I have a dataset that looks like this (assume this has 4 categories in Clicked
, the head(10)
only showed 2 categories):
Rank Clicked
0 2.0 Cat4
1 2.0 Cat4
2 2.0 Cat4
3 1.0 Cat1
4 1.0 Cat4
5 2.0 Cat4
6 2.0 Cat4
7 3.0 Cat4
8 5.0 Cat4
9 5.0 Cat4
This is a code that returns this plot:
eee = (df.groupby(['Rank','Clicked'])['Clicked'].count()/df.groupby(['Rank'])['Clicked'].count())
eee.unstack().plot.bar(stacked=True)
plt.legend(['Cat1','Cat2','Cat3','Cat4'])
plt.xlabel('Rank')
Is there a way to achieve this with seaborn (or matplotlib) instead of the pandas plotting capabilities? I tried a few ways, both of running the seaborn code and of preprocessing the dataset so it's on the correct format, with no luck.
CodePudding user response:
e.g.
tips = sns.load_dataset("tips")
sns.histplot(
data=tips,
x="size", hue="day",
multiple="fill", stat="proportion",
discrete=True, shrink=.8
)
CodePudding user response:
Seaborn doesn't support stacked barplot, so you need to plot the cumsum:
# calculate the distribution of `Clicked` per `Rank`
distribution = pd.crosstab(df.Rank, df.Clicked, normalize='index')
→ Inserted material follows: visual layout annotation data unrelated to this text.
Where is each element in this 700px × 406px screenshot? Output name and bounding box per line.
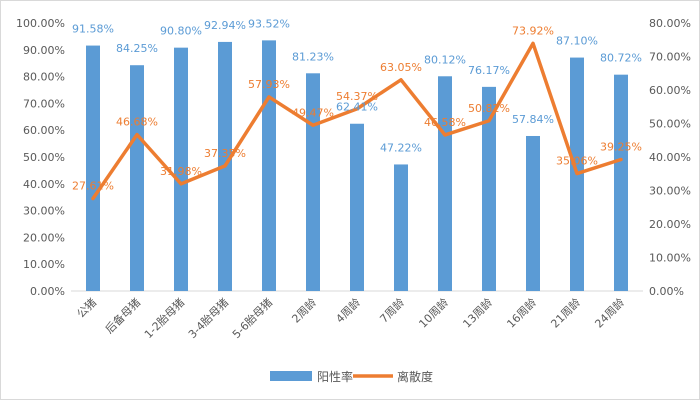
line-point-1-2胎母猪 [179, 182, 183, 186]
left-axis-tick-label: 50.00% [23, 151, 65, 164]
left-axis-tick-label: 60.00% [23, 124, 65, 137]
left-axis-tick-label: 100.00% [16, 17, 65, 30]
bar-data-label: 76.17% [468, 64, 510, 77]
line-data-label: 37.35% [204, 147, 246, 160]
line-point-4周龄 [355, 107, 359, 111]
line-data-label: 27.61% [72, 180, 114, 193]
left-axis-tick-label: 90.00% [23, 44, 65, 57]
right-axis-tick-label: 80.00% [649, 17, 691, 30]
data-labels: 91.58%84.25%90.80% 92.94% 93.52% 81.23% 62.4… [72, 17, 642, 192]
line-data-label: 31.98% [160, 165, 202, 178]
line-data-label: 50.82% [468, 102, 510, 115]
line-point-公猪 [91, 197, 95, 201]
line-data-label: 63.05% [380, 61, 422, 74]
line-data-label: 73.92% [512, 24, 554, 37]
left-axis-tick-label: 0.00% [30, 285, 65, 298]
left-axis-tick-label: 80.00% [23, 71, 65, 84]
legend-label-dispersion: 离散度 [397, 369, 433, 384]
bar-data-label: 84.25% [116, 42, 158, 55]
bar-data-label: 80.12% [424, 53, 466, 66]
right-axis-tick-label: 0.00% [649, 285, 684, 298]
x-axis-tick-label: 13周龄 [460, 295, 495, 330]
bar-公猪 [86, 45, 100, 292]
line-point-5-6胎母猪 [267, 95, 271, 99]
right-axis-tick-label: 20.00% [649, 218, 691, 231]
left-axis-tick-label: 30.00% [23, 205, 65, 218]
bar-data-label: 90.80% [160, 25, 202, 38]
axes: 0.00% 10.00% 20.00% 30.00% 40.00% 50.00% 60.00… [16, 17, 691, 298]
right-axis-tick-label: 40.00% [649, 151, 691, 164]
right-axis-tick-label: 60.00% [649, 84, 691, 97]
bar-7周龄 [394, 164, 408, 291]
line-point-10周龄 [443, 133, 447, 137]
x-axis-tick-label: 5-6胎母猪 [229, 295, 275, 341]
x-axis-tick-label: 7周龄 [377, 295, 407, 325]
right-axis-tick-label: 70.00% [649, 51, 691, 64]
bar-2周龄 [306, 73, 320, 292]
left-axis-tick-label: 10.00% [23, 258, 65, 271]
line-point-16周龄 [531, 41, 535, 45]
bar-4周龄 [350, 123, 364, 291]
bar-data-label: 62.41% [336, 101, 378, 114]
line-data-label: 35.06% [556, 155, 598, 168]
x-axis-tick-label: 3-4胎母猪 [185, 295, 231, 341]
bar-1-2胎母猪 [174, 47, 188, 291]
legend-swatch-positive-rate [270, 371, 312, 381]
x-axis-tick-label: 1-2胎母猪 [141, 295, 187, 341]
line-point-21周龄 [575, 172, 579, 176]
bar-后备母猪 [130, 65, 144, 292]
legend: 阳性率 离散度 [270, 369, 433, 384]
line-data-label: 46.68% [116, 116, 158, 129]
line-point-2周龄 [311, 123, 315, 127]
right-axis-tick-label: 30.00% [649, 185, 691, 198]
left-axis-tick-label: 70.00% [23, 97, 65, 110]
x-axis-tick-label: 后备母猪 [102, 295, 143, 336]
line-point-7周龄 [399, 78, 403, 82]
x-axis-tick-label: 21周龄 [548, 295, 583, 330]
x-axis-tick-label: 4周龄 [333, 295, 363, 325]
bar-16周龄 [526, 135, 540, 291]
bar-24周龄 [614, 74, 628, 291]
bar-data-label: 81.23% [292, 50, 334, 63]
x-axis-tick-label: 24周龄 [592, 295, 627, 330]
line-point-24周龄 [619, 158, 623, 162]
bar-data-label: 93.52% [248, 17, 290, 30]
line-data-label: 57.93% [248, 78, 290, 91]
line-data-label: 49.47% [292, 106, 334, 119]
bar-data-label: 92.94% [204, 19, 246, 32]
left-axis-tick-label: 40.00% [23, 178, 65, 191]
legend-label-positive-rate: 阳性率 [317, 369, 353, 384]
right-axis-tick-label: 10.00% [649, 252, 691, 265]
bar-data-label: 80.72% [600, 52, 642, 65]
line-data-label: 54.37% [336, 90, 378, 103]
bar-data-label: 47.22% [380, 141, 422, 154]
bar-data-label: 87.10% [556, 35, 598, 48]
x-axis-tick-label: 2周龄 [289, 295, 319, 325]
bar-13周龄 [482, 86, 496, 291]
bar-data-label: 57.84% [512, 113, 554, 126]
left-axis-tick-label: 20.00% [23, 231, 65, 244]
x-axis-tick-label: 16周龄 [504, 295, 539, 330]
line-point-13周龄 [487, 119, 491, 123]
bar-data-label: 91.58% [72, 23, 114, 36]
line-point-3-4胎母猪 [223, 164, 227, 168]
line-point-后备母猪 [135, 133, 139, 137]
x-axis-tick-label: 10周龄 [416, 295, 451, 330]
line-data-label: 46.58% [424, 116, 466, 129]
x-axis-tick-label: 公猪 [74, 296, 99, 321]
line-series [91, 41, 623, 201]
bar-series [86, 40, 628, 292]
line-data-label: 39.25% [600, 141, 642, 154]
bar-10周龄 [438, 76, 452, 291]
right-axis-tick-label: 50.00% [649, 118, 691, 131]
# plot the cumsum, with reverse hue order
sns.barplot(data=distribution.cumsum(axis=1).stack().reset_index(name='Dist'),
x='Rank', y='Dist', hue='Clicked',
hue_order = distribution.columns[::-1], # reverse hue order so that the taller bars got plotted first
dodge=False)
Output:
Preferably, you can also reverse the cumsum direction, then you don't need to reverse hue order:
sns.barplot(data=distribution.iloc[:,::-1].cumsum(axis=1) # we reverse cumsum direction here
.stack().reset_index(name='Dist'),
x='Rank', y='Dist', hue='Clicked',
hue_order=distribution.columns, # forward order
dodge=False)
Output: